2006/06/28

Back To The Other Future


No Laughing Matter
NASA thinks the next generaiton of space craft will be back to the rocket model they so disavowed at the dawn of the Space Shuttle era.
Instead of being carried into orbit piggy-back like the shuttle, its replacement will be sent into space as the payload of a rocket, in similar fashion to the Apollo Moon landers.

Steve McDanels, manager of Nasa’s failure analysis branch at the Kennedy Space Centre in Florida, said that this was the only certain way of protecting crew capsules from the sort of damage that caused the Columbia disaster in February 2003.

“Having a payload-type craft application, where the craft is integral to the structure, is going to be the way forward,” he said. “There is no possibility of a foam strike that way.”

None of the designs currently under consideration for the Crew Exploration Vehicle that will replace the shuttle in 2012 features a winged, reusable craft, and it is highly unlikely that Nasa will return to the model that symbolised manned spaceflight in the 1980s and 1990s. “I think that won’t be at the forefront of the technologies explored,” Dr McDanels said.
This amounts to a total write-off of the last 20-30years of NASA since the Apollo missions ended. You really wonder where all that money went. Ugh. Talk about a 'wasted generation'.

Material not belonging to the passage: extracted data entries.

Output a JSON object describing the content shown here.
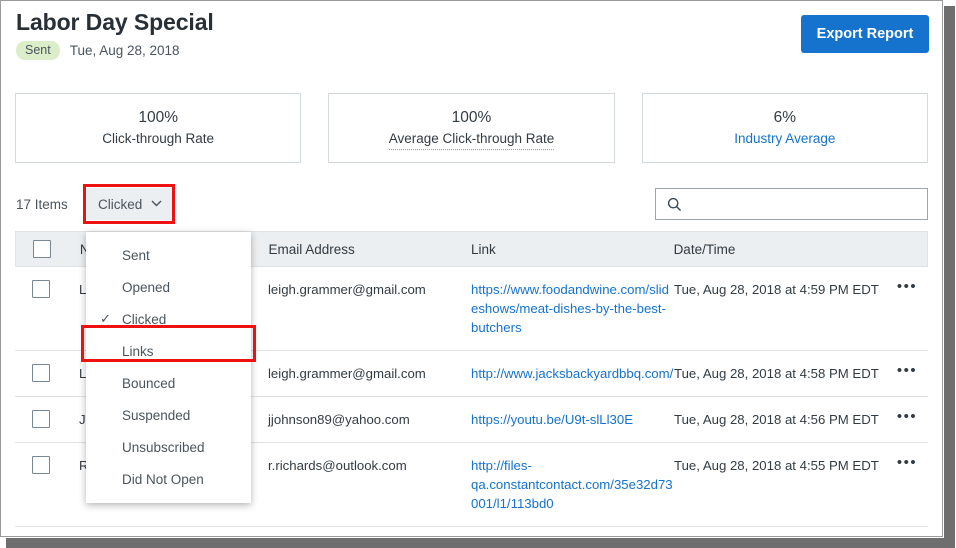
{
  "header": {
    "title": "Labor Day Special",
    "status_badge": "Sent",
    "sent_date": "Tue, Aug 28, 2018",
    "export_label": "Export Report",
    "accent_color": "#1572cd",
    "badge_color": "#dcedc9"
  },
  "stats": [
    {
      "value": "100%",
      "label": "Click-through Rate",
      "style": "plain"
    },
    {
      "value": "100%",
      "label": "Average Click-through Rate",
      "style": "dotted"
    },
    {
      "value": "6%",
      "label": "Industry Average",
      "style": "link"
    }
  ],
  "toolbar": {
    "items_count": "17 Items",
    "filter_selected": "Clicked",
    "chevron": "⌄",
    "search_value": "",
    "search_placeholder": ""
  },
  "filter_menu": {
    "items": [
      {
        "label": "Sent",
        "checked": false
      },
      {
        "label": "Opened",
        "checked": false
      },
      {
        "label": "Clicked",
        "checked": true
      },
      {
        "label": "Links",
        "checked": false
      },
      {
        "label": "Bounced",
        "checked": false
      },
      {
        "label": "Suspended",
        "checked": false
      },
      {
        "label": "Unsubscribed",
        "checked": false
      },
      {
        "label": "Did Not Open",
        "checked": false
      }
    ],
    "check_glyph": "✓",
    "highlighted_item": "Links",
    "highlight_color": "#ee1111"
  },
  "table": {
    "columns": [
      "",
      "Name",
      "Email Address",
      "Link",
      "Date/Time",
      ""
    ],
    "rows": [
      {
        "name": "Leigh Grammer",
        "email": "leigh.grammer@gmail.com",
        "link": "https://www.foodandwine.com/slideshows/meat-dishes-by-the-best-butchers",
        "datetime": "Tue, Aug 28, 2018 at 4:59 PM EDT",
        "menu": "•••"
      },
      {
        "name": "Leigh Grammer",
        "email": "leigh.grammer@gmail.com",
        "link": "http://www.jacksbackyardbbq.com/",
        "datetime": "Tue, Aug 28, 2018 at 4:58 PM EDT",
        "menu": "•••"
      },
      {
        "name": "Jim Johnson",
        "email": "jjohnson89@yahoo.com",
        "link": "https://youtu.be/U9t-slLl30E",
        "datetime": "Tue, Aug 28, 2018 at 4:56 PM EDT",
        "menu": "•••"
      },
      {
        "name": "Ricky Richards",
        "email": "r.richards@outlook.com",
        "link": "http://files-qa.constantcontact.com/35e32d73001/l1/113bd0",
        "datetime": "Tue, Aug 28, 2018 at 4:55 PM EDT",
        "menu": "•••"
      }
    ]
  }
}
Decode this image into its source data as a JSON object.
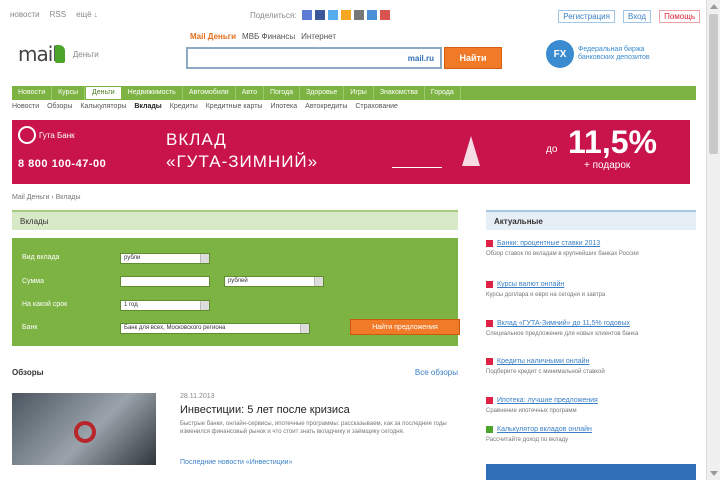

They Don't Like Negativity
Engineer Charlie Camarda was displaced from the Shuttle crew in the upcoming launch.
WASHINGTON - New York astronaut Charlie Camarda has been bumped from his top NASA engineering post for backing colleagues who questioned the safety of Saturday's planned space shuttle launch, NASA officials said yesterday.
Camarda's removal heightened the turmoil over NASA Administrator Michael Griffin's decision to take the "acceptable risk" of launching the Discovery orbiter despite warnings of potentially fatal blastoff debris.

Camarda, who flew aboard the troubled flight of Discovery last July, told colleagues in an e-mail that he was fired from his post as chief engineer at Houston's Johnson Space Center and given another NASA engineering job.

"I refused to abandon my position and asked that if I would not be allowed to work this mission that I would have to be fired from my position and I was," he wrote.

Camarda, 54, of Ozone Park, Queens, said he supported the dissents on launch safety made by NASA safety chief Bryan O'Connor and engineer Chris Scolese.
Maybe it's not such a bad thing for his health.
The Shuttle is scheduled for lunch this Satutday.